The images evoke a personal and private planet: cozy properties, gals holding flowers. The grain of the wooden generates a attractive texture for the projection, and the sides of the box recommend a darkened miniature theatre. 

Before even inspecting the artist’s assertion, it is apparent Homa Khosravi’s Pink Lacquer is an intimate piece. Khosravi’s piece tries to enlarge her Islamic and Iranian heritage, together with her not too long ago handed mother. She gracefully interweaves symbols of development in the painted flowers and unfastened threads with the symbols of grief in the calcified, pinned lifeless flower and the grainy family images.
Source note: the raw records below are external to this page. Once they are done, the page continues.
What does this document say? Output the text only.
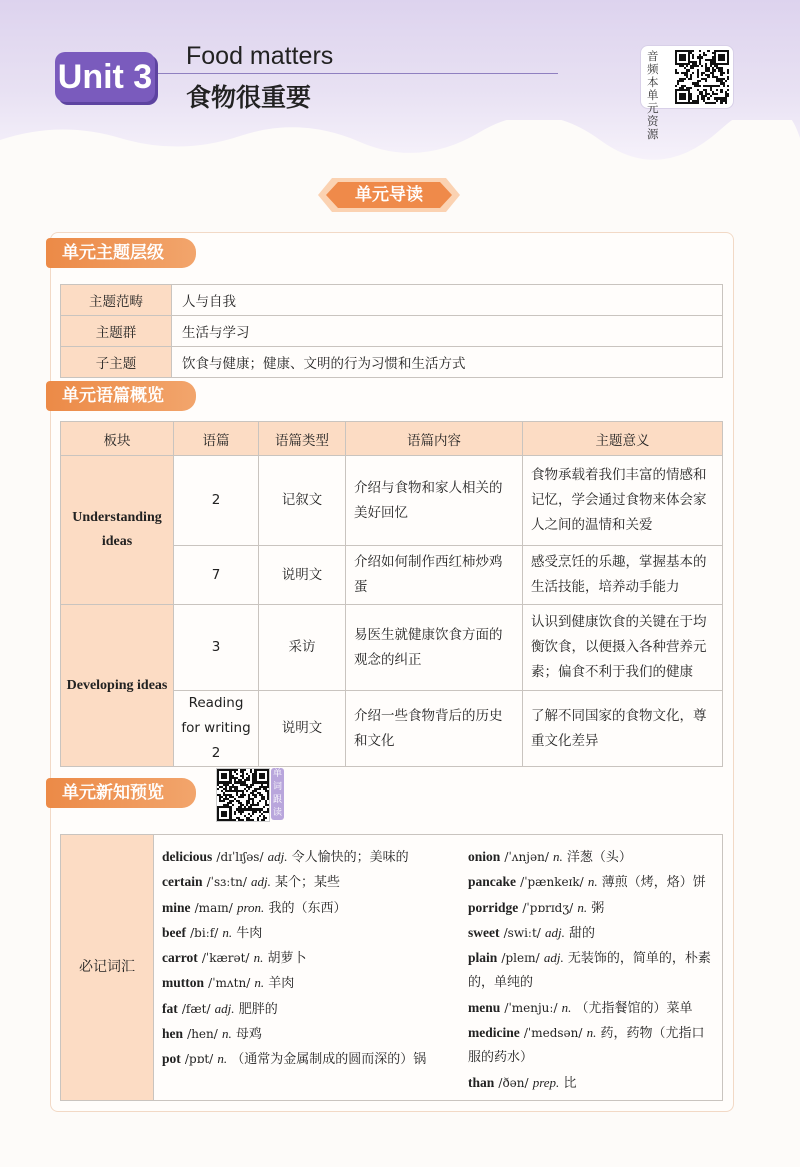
Unit 3
Food matters
食物很重要
音频本单元资源
单元导读
单元主题层级
主题范畴	人与自我
主题群	生活与学习
子主题	饮食与健康；健康、文明的行为习惯和生活方式
单元语篇概览
板块	语篇	语篇类型	语篇内容	主题意义
Understanding ideas	2	记叙文	介绍与食物和家人相关的美好回忆	食物承载着我们丰富的情感和记忆，学会通过食物来体会家人之间的温情和关爱
	7	说明文	介绍如何制作西红柿炒鸡蛋	感受烹饪的乐趣，掌握基本的生活技能，培养动手能力
Developing ideas	3	采访	易医生就健康饮食方面的观念的纠正	认识到健康饮食的关键在于均衡饮食，以便摄入各种营养元素；偏食不利于我们的健康
	Reading for writing 2	说明文	介绍一些食物背后的历史和文化	了解不同国家的食物文化，尊重文化差异
单元新知预览
单词跟读
必记词汇	
delicious /dɪˈlɪʃəs/ adj. 令人愉快的；美味的
certain /ˈsɜːtn/ adj. 某个；某些
mine /maɪn/ pron. 我的（东西）
beef /biːf/ n. 牛肉
carrot /ˈkærət/ n. 胡萝卜
mutton /ˈmʌtn/ n. 羊肉
fat /fæt/ adj. 肥胖的
hen /hen/ n. 母鸡
pot /pɒt/ n. （通常为金属制成的圆而深的）锅

onion /ˈʌnjən/ n. 洋葱（头）
pancake /ˈpænkeɪk/ n. 薄煎（烤，烙）饼
porridge /ˈpɒrɪdʒ/ n. 粥
sweet /swiːt/ adj. 甜的
plain /pleɪn/ adj. 无装饰的，简单的，朴素的，单纯的
menu /ˈmenjuː/ n. （尤指餐馆的）菜单
medicine /ˈmedsən/ n. 药，药物（尤指口服的药水）
than /ðən/ prep. 比
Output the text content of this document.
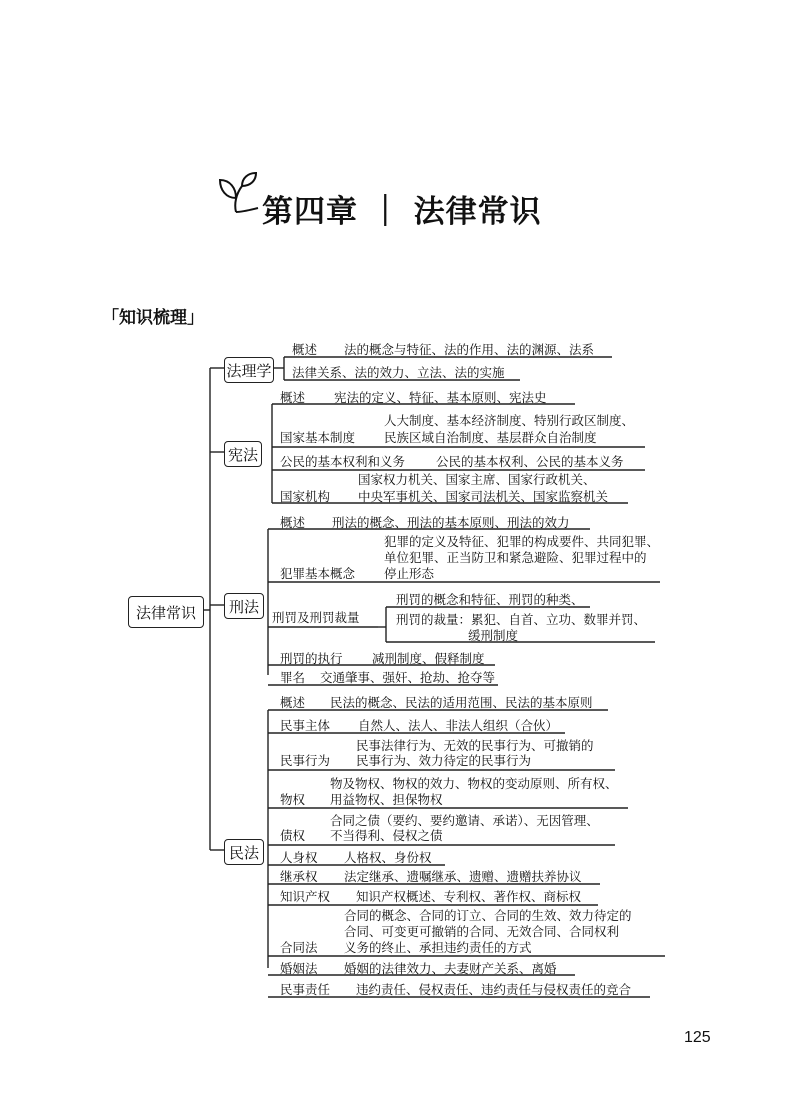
第四章 ｜ 法律常识
「知识梳理」
法律常识
法理学
宪法
刑法
民法
概述 法的概念与特征、法的作用、法的渊源、法系
法律关系、法的效力、立法、法的实施
概述 宪法的定义、特征、基本原则、宪法史
国家基本制度
人大制度、基本经济制度、特别行政区制度、
民族区域自治制度、基层群众自治制度
公民的基本权利和义务 公民的基本权利、公民的基本义务
国家机构
国家权力机关、国家主席、国家行政机关、
中央军事机关、国家司法机关、国家监察机关
概述 刑法的概念、刑法的基本原则、刑法的效力
犯罪基本概念
犯罪的定义及特征、犯罪的构成要件、共同犯罪、
单位犯罪、正当防卫和紧急避险、犯罪过程中的
停止形态
刑罚及刑罚裁量
刑罚的概念和特征、刑罚的种类、
刑罚的裁量：累犯、自首、立功、数罪并罚、
缓刑制度
刑罚的执行 减刑制度、假释制度
罪名 交通肇事、强奸、抢劫、抢夺等
概述 民法的概念、民法的适用范围、民法的基本原则
民事主体 自然人、法人、非法人组织（合伙）
民事行为
民事法律行为、无效的民事行为、可撤销的
民事行为、效力待定的民事行为
物权
物及物权、物权的效力、物权的变动原则、所有权、
用益物权、担保物权
债权
合同之债（要约、要约邀请、承诺）、无因管理、
不当得利、侵权之债
人身权 人格权、身份权
继承权 法定继承、遗嘱继承、遗赠、遗赠扶养协议
知识产权 知识产权概述、专利权、著作权、商标权
合同法
合同的概念、合同的订立、合同的生效、效力待定的
合同、可变更可撤销的合同、无效合同、合同权利
义务的终止、承担违约责任的方式
婚姻法 婚姻的法律效力、夫妻财产关系、离婚
民事责任 违约责任、侵权责任、违约责任与侵权责任的竞合
125
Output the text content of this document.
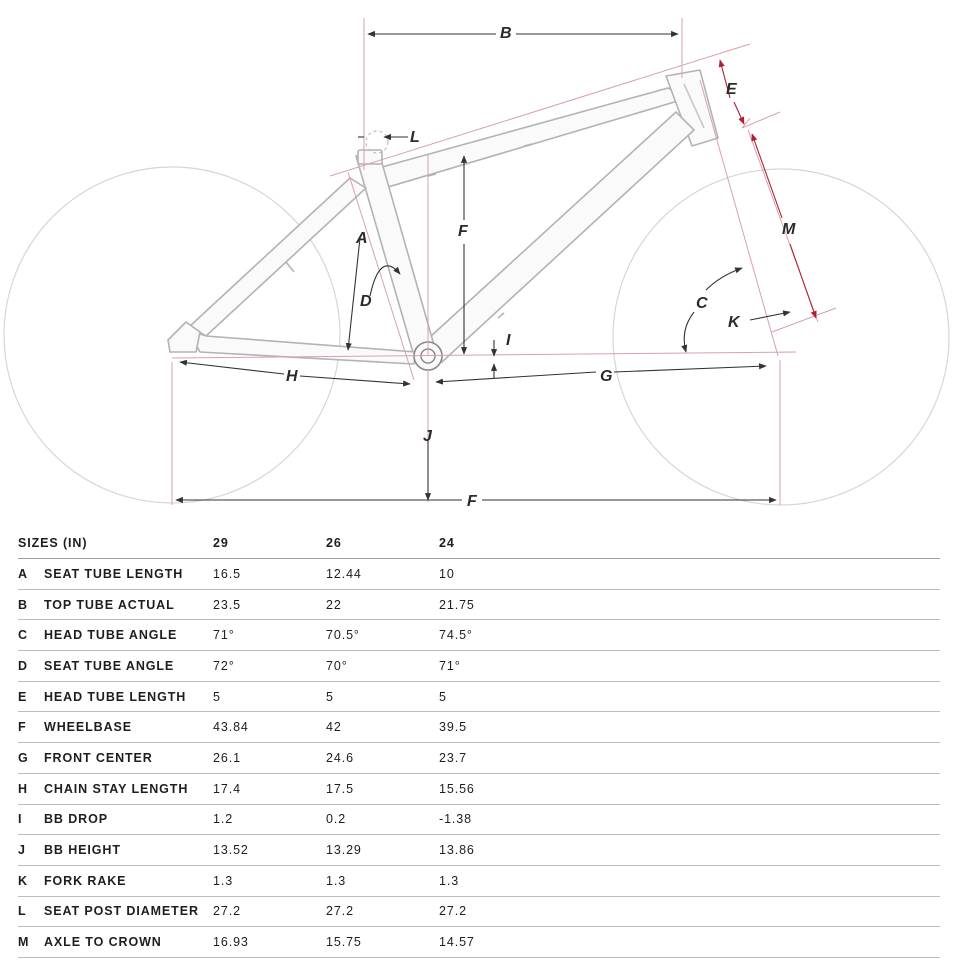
B
E
L
A	F	M
D	C
K
I
H	G
J
F
SIZES (IN)	29	26	24
A	SEAT TUBE LENGTH	16.5	12.44	10
B	TOP TUBE ACTUAL	23.5	22	21.75
C	HEAD TUBE ANGLE	71°	70.5°	74.5°
D	SEAT TUBE ANGLE	72°	70°	71°
E	HEAD TUBE LENGTH	5	5	5
F	WHEELBASE	43.84	42	39.5
G	FRONT CENTER	26.1	24.6	23.7
H	CHAIN STAY LENGTH	17.4	17.5	15.56
I	BB DROP	1.2	0.2	-1.38
J	BB HEIGHT	13.52	13.29	13.86
K	FORK RAKE	1.3	1.3	1.3
L	SEAT POST DIAMETER	27.2	27.2	27.2
M	AXLE TO CROWN	16.93	15.75	14.57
Nearby, a glowing blue gentle emanates from the ground. The light-weight is shining via the sand-covered glass desk major. Spherical mirrors sit on prime, inviting viewers minimal to the ground to see Katie Kozak’s function in element. 

Doing work with SFU MFA graduate artist Lucien Durey, Kozak’s piece, All the things is borrowed and will be returned, is made up of an assortment of sea-related objects. These objects were borrowed from Durey and taken by Kozak to the ocean. There, she allowed the system of water to alter the objects. 

The title looks to make clear Kozak’s artmaking method and her work’s environmental inclination. She borrowed the materials from Durey, but also borrowed the seawater and salts from the ocean. She states she programs to return everything, but the viewer is left to ponder no matter whether they will be returned to the human proprietor of the objects or the land from which the objects originated.

Sprawling throughout the back wall, Silas Ng’s The Blue Home quickly phone calls for closer inspection. The bright blue cyanotype prints each and every depict a graph layered more than blurry illustrations or photos of a cello participant. The graph’s x-axis signifies audio frequencies, the y-axis decibels, and markings show no matter whether the audio is read with the left or ideal ear the prints depict a hazy and perplexing possible examining of how to visualize audio. 

Accompanying the prints is a looping projection piece that levels the visuals further. The absence of an accompanying soundtrack to the going impression element appears to deliberately stage to our assumptions of selected visuals that contains accompanying appears. The artist statement describes the operate as an attempt to rework unseen audio into visible supplies, navigating in between Ng’s encounters in both equally “audiocentric and Deaf worlds.” 

The SFU MFA initial-yr exhibition some matters could move was loaded with distinctive performs with a variety of matters and varieties explored.